What is the deadline for updating my privacy policy to disclose automated decision-making?

APPs 1.7, 1.8, and 1.9 commence on 10 December 2026. Privacy policies must include the required ADM disclosures from that date. Because identifying which systems qualify and drafting precise disclosure language takes time, practices should begin the assessment process no later than mid-2026.

Does an AI scribe count as automated decision-making?

It depends on how the scribe is used in your practice. If the AI scribe transcribes a consultation and produces a draft note that a clinician reviews and amends before accepting, the transcription function alone is unlikely to constitute ADM. If the scribe auto-suggests billing codes, diagnosis labels, or referral recommendations that the clinician routinely accepts without material review, the output substantially and directly assists decisions that affect the patient's care and financial position. That arrangement is likely to meet the ADM definition. The answer depends on the specific product and workflow.

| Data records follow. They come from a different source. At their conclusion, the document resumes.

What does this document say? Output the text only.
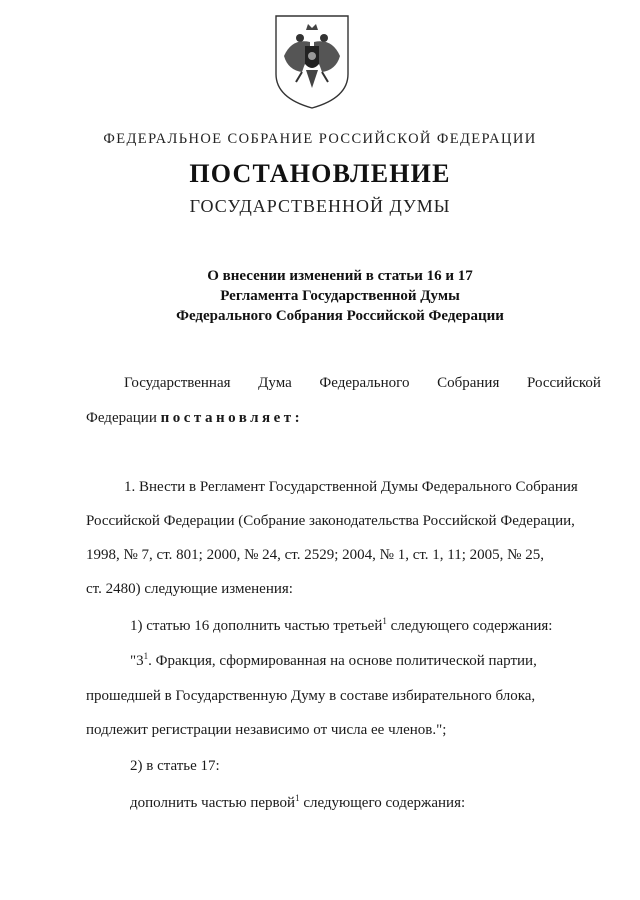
ФЕДЕРАЛЬНОЕ СОБРАНИЕ РОССИЙСКОЙ ФЕДЕРАЦИИ
ПОСТАНОВЛЕНИЕ
ГОСУДАРСТВЕННОЙ ДУМЫ
О внесении изменений в статьи 16 и 17
Регламента Государственной Думы
Федерального Собрания Российской Федерации
Государственная Дума Федерального Собрания Российской
Федерации постановляет:
1. Внести в Регламент Государственной Думы Федерального Собрания
Российской Федерации (Собрание законодательства Российской Федерации,
1998, № 7, ст. 801; 2000, № 24, ст. 2529; 2004, № 1, ст. 1, 11; 2005, № 25,
ст. 2480) следующие изменения:
1) статью 16 дополнить частью третьей$^1$ следующего содержания:
"$3^1$. Фракция, сформированная на основе политической партии,
прошедшей в Государственную Думу в составе избирательного блока,
подлежит регистрации независимо от числа ее членов.";
2) в статье 17:
дополнить частью первой$^1$ следующего содержания:
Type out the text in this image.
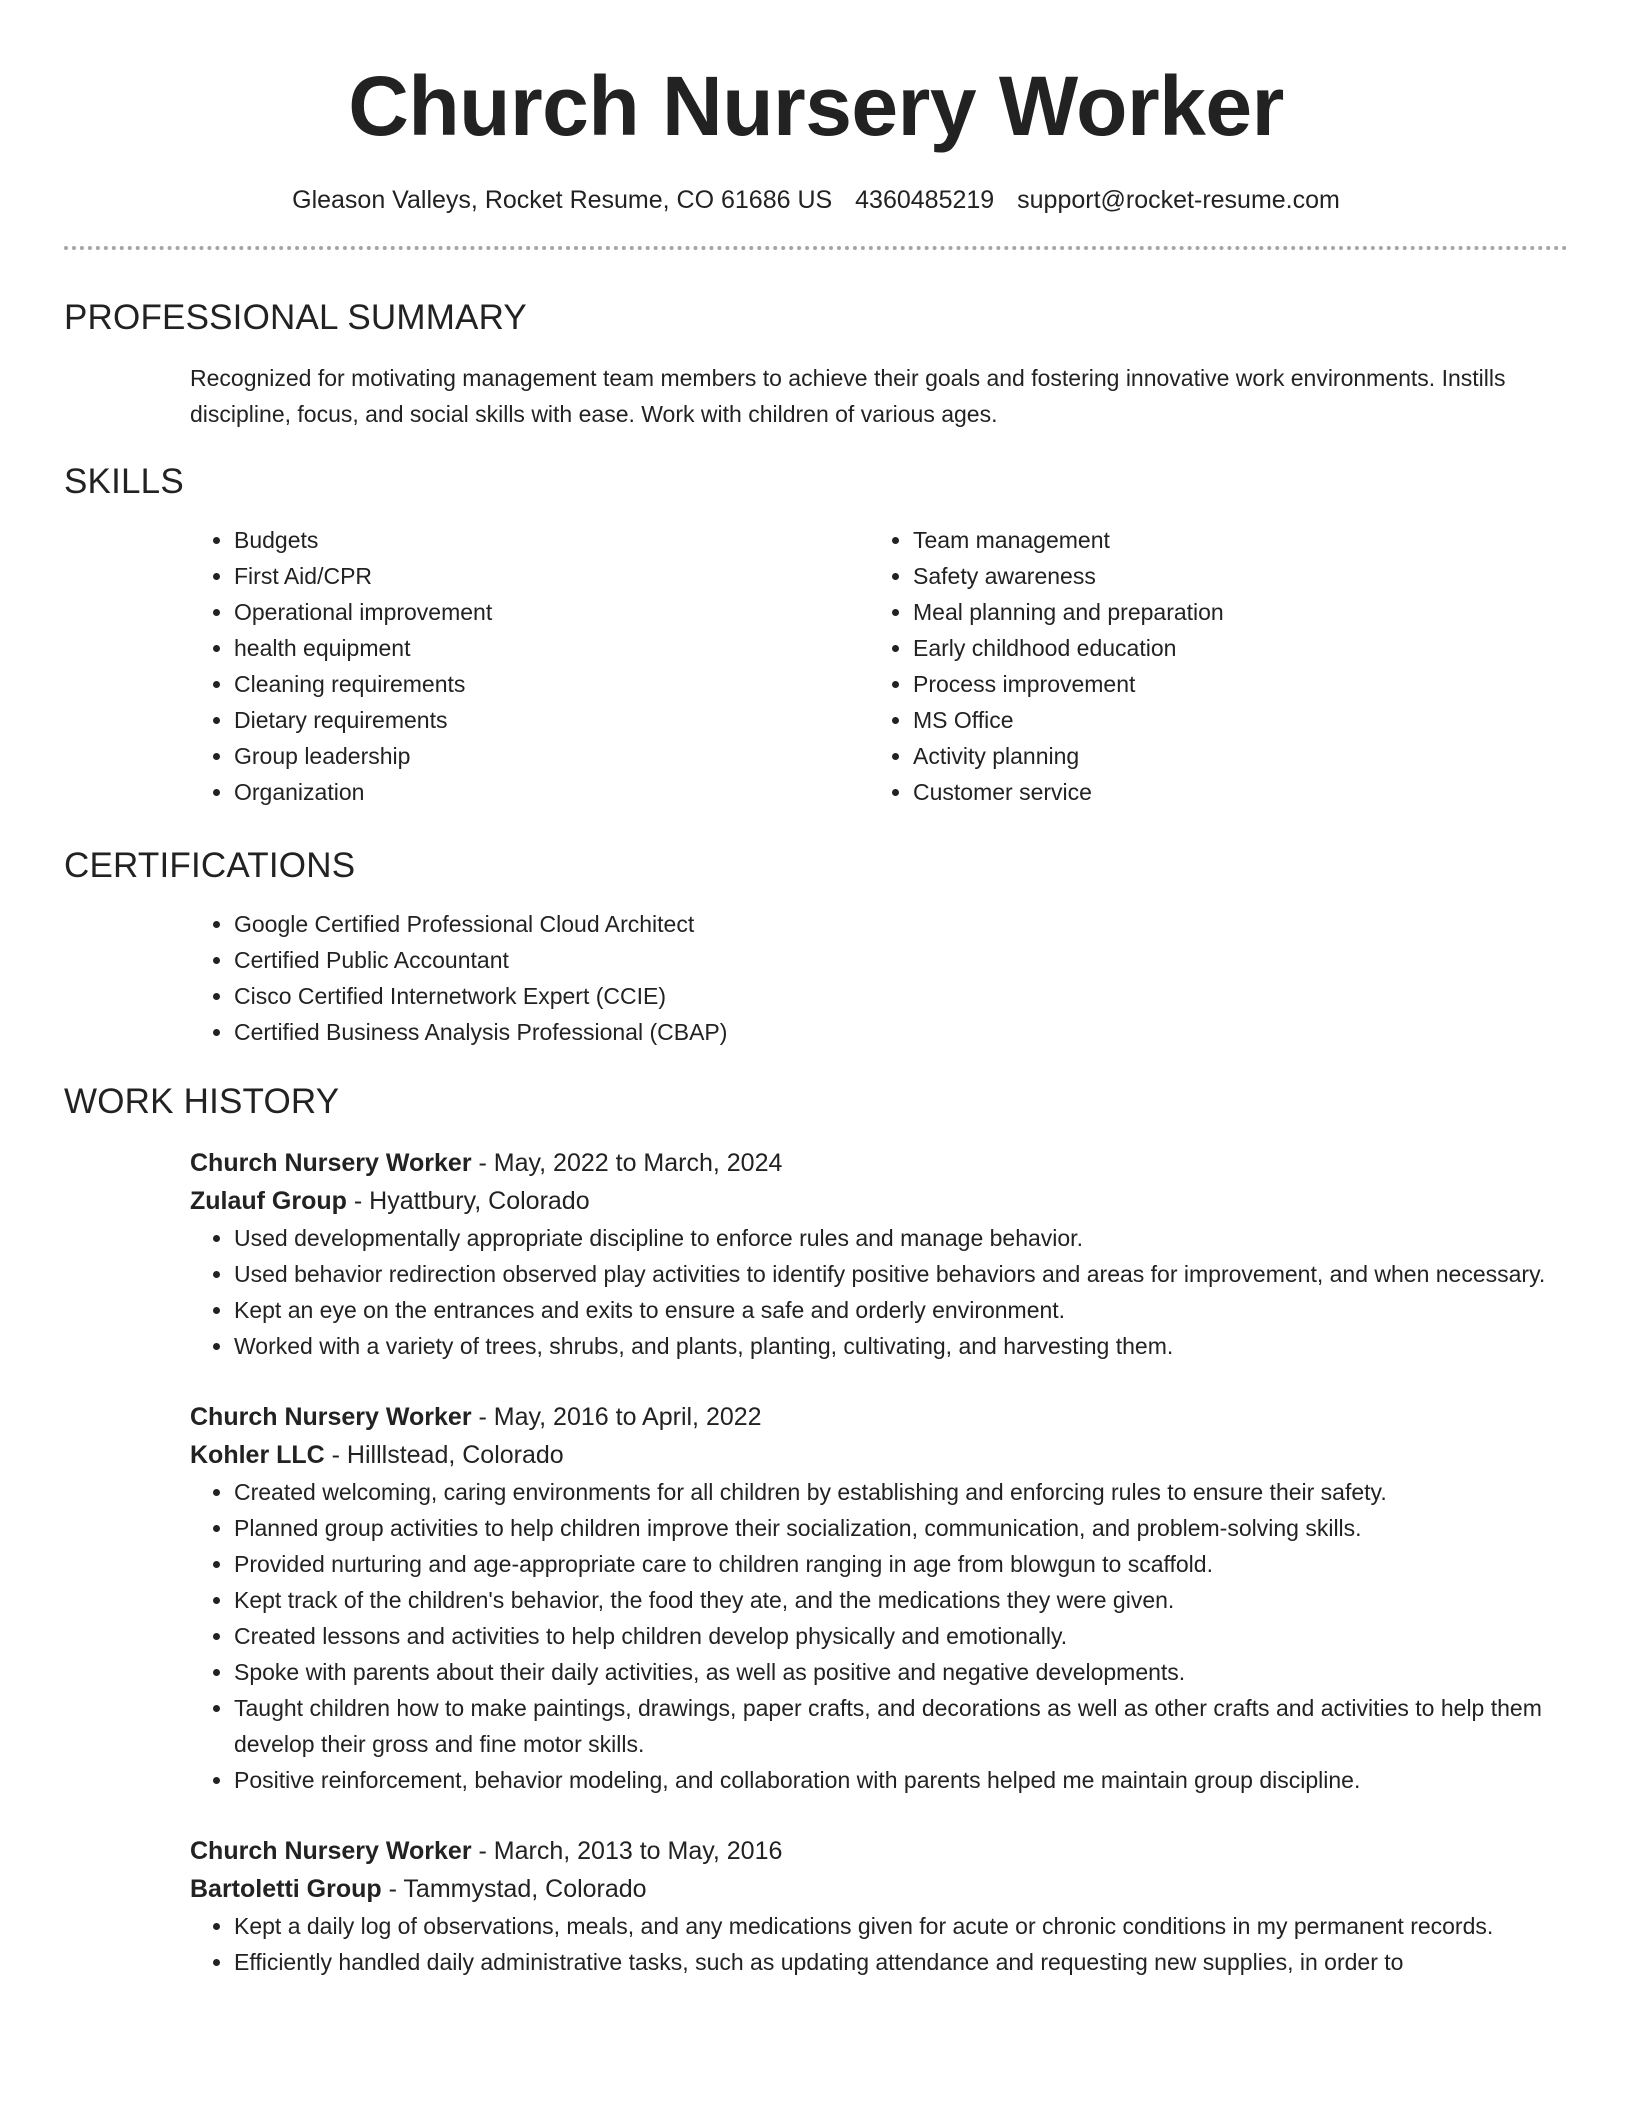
Church Nursery Worker
Gleason Valleys, Rocket Resume, CO 61686 US 4360485219 support@rocket-resume.com
PROFESSIONAL SUMMARY

Recognized for motivating management team members to achieve their goals and fostering innovative work environments. Instills discipline, focus, and social skills with ease. Work with children of various ages.

SKILLS
• Budgets
• First Aid/CPR
• Operational improvement
• health equipment
• Cleaning requirements
• Dietary requirements
• Group leadership
• Organization
• Team management
• Safety awareness
• Meal planning and preparation
• Early childhood education
• Process improvement
• MS Office
• Activity planning
• Customer service
CERTIFICATIONS
• Google Certified Professional Cloud Architect
• Certified Public Accountant
• Cisco Certified Internetwork Expert (CCIE)
• Certified Business Analysis Professional (CBAP)
WORK HISTORY
Church Nursery Worker - May, 2022 to March, 2024
Zulauf Group - Hyattbury, Colorado
• Used developmentally appropriate discipline to enforce rules and manage behavior.
• Used behavior redirection observed play activities to identify positive behaviors and areas for improvement, and when necessary.
• Kept an eye on the entrances and exits to ensure a safe and orderly environment.
• Worked with a variety of trees, shrubs, and plants, planting, cultivating, and harvesting them.
Church Nursery Worker - May, 2016 to April, 2022
Kohler LLC - Hilllstead, Colorado
• Created welcoming, caring environments for all children by establishing and enforcing rules to ensure their safety.
• Planned group activities to help children improve their socialization, communication, and problem-solving skills.
• Provided nurturing and age-appropriate care to children ranging in age from blowgun to scaffold.
• Kept track of the children's behavior, the food they ate, and the medications they were given.
• Created lessons and activities to help children develop physically and emotionally.
• Spoke with parents about their daily activities, as well as positive and negative developments.
• Taught children how to make paintings, drawings, paper crafts, and decorations as well as other crafts and activities to help them develop their gross and fine motor skills.
• Positive reinforcement, behavior modeling, and collaboration with parents helped me maintain group discipline.
Church Nursery Worker - March, 2013 to May, 2016
Bartoletti Group - Tammystad, Colorado
• Kept a daily log of observations, meals, and any medications given for acute or chronic conditions in my permanent records.
• Efficiently handled daily administrative tasks, such as updating attendance and requesting new supplies, in order to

What must my privacy policy say about automated decision-making?

Your privacy policy must identify: the kinds of personal information used in the operation of your automated decision-making programs; the kinds of decisions made solely by automated means; and the kinds of decisions where an automated program performs a function substantially and directly related to making the decision. Generic statements are insufficient. The disclosure must be specific enough that a patient can understand what data is being used and for what category of decision.

Does the obligation apply if a human reviews the automated output before acting?

Partly. Decisions made solely by automated means must be disclosed. Decisions where an automated program substantially and directly assists a human to make a decision must also be disclosed under APPs 1.8 and 1.9, even if the final decision rests with a person. The obligation is not limited to fully automated decisions. If a clinician or administrator's decision is substantially driven by an automated output, the arrangement falls within the scope of the new provisions.

What are the penalties for failing to have a compliant privacy policy after December 2026?

The low-tier civil penalty for failure to have a compliant privacy policy is up to $330,000 for corporations and up to $66,000 for individuals and other entities per contravention. The OAIC can issue infringement notices to impose these penalties without court proceedings. For contraventions that constitute a serious interference with privacy, penalties can reach the larger of $50 million, three times the benefit obtained, or 30% of adjusted annual turnover for the breach period.

Which healthcare tools are most likely to trigger the obligation?

The most common candidates in a general practice or allied health setting are AI triage tools that score urgency and determine booking allocation; clinical decision support software that flags high-risk patients or recommends treatment pathways; AI scribes that auto-generate billing codes or diagnosis suggestions; and billing algorithms that auto-select MBS item numbers from clinical note content. The test is whether patient personal information is used and whether the output substantially influences a decision that could significantly affect the patient.

Is this obligation the same as the new privacy tort introduced by the same Act?

No. The statutory tort for serious invasion of privacy and the ADM transparency obligations are distinct changes introduced by the same legislation. The privacy tort creates a civil cause of action individuals can bring in court, separate from the OAIC complaint mechanism. The ADM obligations require APP entities to update their privacy policies. Each has different triggers, different enforcement mechanisms, and different consequences for non-compliance.